For an explanation of branch-and-bound, refer to Chapter 5 of the textbook (page 3 of the pdf).
You're almost there! You've used heuristic estimates to speed up search and edge lengths to compute optimal paths. Let's combine the two ideas now to get the A* search method. In A*, the path with the least (heuristic estimate + path length) is taken from the agenda to extend. A* always uses an extended-set -- make sure to use one. (Note: If the heuristic is not consistent, then using an extended-set can sometimes prevent A* from finding an optimal solution.)
def a_star(graph, start, goal):
A heuristic value gives an approximation from a node to a goal. You've learned that in order for the heuristic to be admissible, the heuristic value for every node in a graph must be less than or equal to the distance of the shortest path from the goal to that node. In order for a heuristic to be consistent, for each edge in the graph, the edge length must be greater than or equal to the absolute value of the difference between the two heuristic values of its nodes.
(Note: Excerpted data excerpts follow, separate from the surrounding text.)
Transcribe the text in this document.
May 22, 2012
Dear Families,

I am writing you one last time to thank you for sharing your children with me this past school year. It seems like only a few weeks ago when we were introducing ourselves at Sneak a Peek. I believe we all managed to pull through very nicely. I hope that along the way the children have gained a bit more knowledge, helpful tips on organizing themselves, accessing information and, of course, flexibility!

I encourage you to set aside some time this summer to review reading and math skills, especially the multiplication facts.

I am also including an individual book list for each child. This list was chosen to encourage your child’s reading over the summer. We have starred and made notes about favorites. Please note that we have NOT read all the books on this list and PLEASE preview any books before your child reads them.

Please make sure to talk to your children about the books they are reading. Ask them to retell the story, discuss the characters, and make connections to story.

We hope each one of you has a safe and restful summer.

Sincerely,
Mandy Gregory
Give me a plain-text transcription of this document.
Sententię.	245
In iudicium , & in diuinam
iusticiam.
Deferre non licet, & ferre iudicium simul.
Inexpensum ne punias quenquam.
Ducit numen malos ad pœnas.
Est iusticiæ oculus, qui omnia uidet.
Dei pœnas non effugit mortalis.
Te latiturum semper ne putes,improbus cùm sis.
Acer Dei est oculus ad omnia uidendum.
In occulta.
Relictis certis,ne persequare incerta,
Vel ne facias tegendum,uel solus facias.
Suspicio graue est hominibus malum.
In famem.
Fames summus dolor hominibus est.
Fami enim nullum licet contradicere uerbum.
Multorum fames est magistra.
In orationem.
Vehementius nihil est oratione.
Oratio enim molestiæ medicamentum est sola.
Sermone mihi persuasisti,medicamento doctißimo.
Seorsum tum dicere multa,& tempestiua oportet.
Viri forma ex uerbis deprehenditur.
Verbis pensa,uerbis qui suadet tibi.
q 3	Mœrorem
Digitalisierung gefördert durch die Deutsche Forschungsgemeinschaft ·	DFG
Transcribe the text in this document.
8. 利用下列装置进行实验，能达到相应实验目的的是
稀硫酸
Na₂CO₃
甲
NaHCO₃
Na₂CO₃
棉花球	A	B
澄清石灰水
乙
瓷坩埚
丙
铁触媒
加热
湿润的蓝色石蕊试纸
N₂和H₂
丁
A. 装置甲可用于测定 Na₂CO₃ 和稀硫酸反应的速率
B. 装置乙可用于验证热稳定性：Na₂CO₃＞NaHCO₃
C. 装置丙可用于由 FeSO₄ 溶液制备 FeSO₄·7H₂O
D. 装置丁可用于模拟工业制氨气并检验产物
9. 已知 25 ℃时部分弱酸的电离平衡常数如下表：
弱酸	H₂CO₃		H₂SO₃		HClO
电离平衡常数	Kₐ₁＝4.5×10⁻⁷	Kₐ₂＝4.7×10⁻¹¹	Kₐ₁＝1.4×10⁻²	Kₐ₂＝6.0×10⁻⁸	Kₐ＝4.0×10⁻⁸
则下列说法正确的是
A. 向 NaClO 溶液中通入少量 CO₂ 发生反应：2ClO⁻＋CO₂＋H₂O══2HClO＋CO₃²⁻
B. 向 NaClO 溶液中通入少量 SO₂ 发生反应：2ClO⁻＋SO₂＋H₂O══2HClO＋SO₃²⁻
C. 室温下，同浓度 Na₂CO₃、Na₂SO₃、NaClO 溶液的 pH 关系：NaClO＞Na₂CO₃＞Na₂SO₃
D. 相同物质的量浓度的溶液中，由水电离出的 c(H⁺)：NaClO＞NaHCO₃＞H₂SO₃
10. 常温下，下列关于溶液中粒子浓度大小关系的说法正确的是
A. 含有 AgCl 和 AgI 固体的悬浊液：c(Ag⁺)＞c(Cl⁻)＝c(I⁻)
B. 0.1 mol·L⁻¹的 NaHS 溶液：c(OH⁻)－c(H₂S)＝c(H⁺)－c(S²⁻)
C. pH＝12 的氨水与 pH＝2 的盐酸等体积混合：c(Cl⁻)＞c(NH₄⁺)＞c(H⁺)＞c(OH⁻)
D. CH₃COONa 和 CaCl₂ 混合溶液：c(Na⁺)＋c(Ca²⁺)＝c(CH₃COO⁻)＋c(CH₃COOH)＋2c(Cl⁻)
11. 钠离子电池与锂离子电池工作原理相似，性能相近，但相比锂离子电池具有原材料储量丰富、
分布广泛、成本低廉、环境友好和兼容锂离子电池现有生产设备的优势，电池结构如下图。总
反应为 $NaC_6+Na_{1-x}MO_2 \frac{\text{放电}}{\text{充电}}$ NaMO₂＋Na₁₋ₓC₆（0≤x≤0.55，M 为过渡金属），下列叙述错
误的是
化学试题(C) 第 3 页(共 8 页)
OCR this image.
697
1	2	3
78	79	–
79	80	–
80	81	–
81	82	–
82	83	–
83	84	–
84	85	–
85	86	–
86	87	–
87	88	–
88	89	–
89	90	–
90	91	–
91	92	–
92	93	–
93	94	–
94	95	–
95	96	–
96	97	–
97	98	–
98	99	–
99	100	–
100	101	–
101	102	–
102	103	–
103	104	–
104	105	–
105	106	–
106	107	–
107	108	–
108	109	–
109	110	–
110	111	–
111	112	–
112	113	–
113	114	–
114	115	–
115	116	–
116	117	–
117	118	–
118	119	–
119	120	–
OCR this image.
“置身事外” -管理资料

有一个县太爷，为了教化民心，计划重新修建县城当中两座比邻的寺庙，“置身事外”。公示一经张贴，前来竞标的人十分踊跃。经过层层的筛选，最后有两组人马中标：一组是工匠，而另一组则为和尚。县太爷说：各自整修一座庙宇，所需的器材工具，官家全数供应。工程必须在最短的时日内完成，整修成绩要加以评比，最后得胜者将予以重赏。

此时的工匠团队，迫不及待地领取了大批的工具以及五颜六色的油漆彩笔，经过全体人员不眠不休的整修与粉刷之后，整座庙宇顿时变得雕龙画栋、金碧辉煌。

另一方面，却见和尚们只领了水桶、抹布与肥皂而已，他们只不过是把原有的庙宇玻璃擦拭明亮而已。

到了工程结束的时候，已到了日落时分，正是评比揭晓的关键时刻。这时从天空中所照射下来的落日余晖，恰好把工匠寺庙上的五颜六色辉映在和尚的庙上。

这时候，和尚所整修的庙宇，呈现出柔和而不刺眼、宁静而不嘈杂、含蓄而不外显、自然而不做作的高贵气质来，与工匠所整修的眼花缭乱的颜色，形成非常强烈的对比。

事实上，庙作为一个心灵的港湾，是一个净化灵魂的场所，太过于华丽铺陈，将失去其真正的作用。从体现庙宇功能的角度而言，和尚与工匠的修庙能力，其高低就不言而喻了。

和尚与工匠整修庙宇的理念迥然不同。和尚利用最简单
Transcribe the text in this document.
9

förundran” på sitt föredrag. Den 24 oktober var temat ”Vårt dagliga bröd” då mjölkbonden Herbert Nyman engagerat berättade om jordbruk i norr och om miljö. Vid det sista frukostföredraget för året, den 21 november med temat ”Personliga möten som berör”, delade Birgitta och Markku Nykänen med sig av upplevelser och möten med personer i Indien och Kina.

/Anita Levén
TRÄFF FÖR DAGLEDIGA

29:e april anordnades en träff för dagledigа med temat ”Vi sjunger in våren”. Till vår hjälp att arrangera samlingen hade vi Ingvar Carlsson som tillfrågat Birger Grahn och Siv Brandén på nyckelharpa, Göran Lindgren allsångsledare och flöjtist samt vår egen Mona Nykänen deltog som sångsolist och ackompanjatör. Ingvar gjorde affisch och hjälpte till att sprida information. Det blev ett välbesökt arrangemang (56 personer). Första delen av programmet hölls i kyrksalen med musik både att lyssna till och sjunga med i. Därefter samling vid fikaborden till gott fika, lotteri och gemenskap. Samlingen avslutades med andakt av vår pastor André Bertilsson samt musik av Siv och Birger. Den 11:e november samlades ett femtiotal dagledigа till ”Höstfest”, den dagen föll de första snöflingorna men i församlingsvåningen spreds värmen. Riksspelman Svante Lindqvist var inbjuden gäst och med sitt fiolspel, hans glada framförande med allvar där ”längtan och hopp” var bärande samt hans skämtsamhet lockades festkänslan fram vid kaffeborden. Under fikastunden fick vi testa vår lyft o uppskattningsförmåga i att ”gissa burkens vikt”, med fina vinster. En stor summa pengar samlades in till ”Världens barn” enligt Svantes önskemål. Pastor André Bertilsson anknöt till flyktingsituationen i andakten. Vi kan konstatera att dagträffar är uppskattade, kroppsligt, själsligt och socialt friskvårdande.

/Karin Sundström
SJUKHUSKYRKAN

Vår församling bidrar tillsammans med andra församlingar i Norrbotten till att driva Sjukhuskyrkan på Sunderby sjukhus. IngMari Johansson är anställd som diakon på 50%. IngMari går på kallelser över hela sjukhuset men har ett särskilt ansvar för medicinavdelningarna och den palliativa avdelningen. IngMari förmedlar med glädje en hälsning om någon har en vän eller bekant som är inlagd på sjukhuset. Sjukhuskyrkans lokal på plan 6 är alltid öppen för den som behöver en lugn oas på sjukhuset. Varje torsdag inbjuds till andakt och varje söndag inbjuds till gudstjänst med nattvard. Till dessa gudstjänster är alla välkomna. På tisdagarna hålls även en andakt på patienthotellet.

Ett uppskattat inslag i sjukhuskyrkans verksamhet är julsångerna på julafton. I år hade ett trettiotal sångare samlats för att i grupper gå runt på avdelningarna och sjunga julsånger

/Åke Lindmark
In lecture and tutorials, you've seen examples of graphs that have admissible heuristics that were not consistent. Have you seen graphs with consistent heuristics that were not admissible? Why is this so? For this part, complete the following functions, which return True iff the heuristics for the given goal are admissible or consistent, respectively, and False otherwise:
def is_admissible(graph, goal): def is_consistent(graph, goal):
Please answer these questions at the bottom of your lab2.py file:
- How many hours did this problem set take?
- Which parts of this problem set, if any, did you find interesting?
- Which parts of this problem set, if any, did you find boring or tedious?
(We'd ask which parts you find confusing, but if you're confused you should really ask a TA.)
Complaint: All of the search functions we have to implement are so similar.
Response: They're similar, but you should understand in detail how each one works. If you want, you can try implementing a single search function (like the flow-chart shown in lecture), and then implementing each of the individual searches as a call to this function with different parameters.
Complaint: Most of these searches are non-optimal and not even used in practice.
Response: The goal is to teach you the theory behind search, not just the best way to do it.
Complaint: This lab is tedious to debug.
Response: Make sure to read the problem description thoroughly, and feel free to ask the TAs for help.
If you find what you think is an error in the problem set, tell email@example.com about it.
Q: For SAQG, my implementation of depth-first search finds the path SG, but the tester only accepts SAG and SQG.
A: This is based on some assumptions about the order in which you're traversing the search tree. If you use the graph.get_connected_nodes function, you'll end up getting them in the right order.
Q: For AGRAPH, my implementation of A* finds the path SBACG (which has a length of 13), but the tester says it should be SACG (which has a length of 14). Isn't A* always supposed to find the shortest path?
A: Not necessarily. Make sure you're using your extended-list correctly.
Q: One of the A* tests is failing because it times out after 1 minute.
A: Try submitting. The local tests run slower on some machines, which can cause them to time out. If the test also fails when you submit online, you'll need to make your A* implementation more efficient.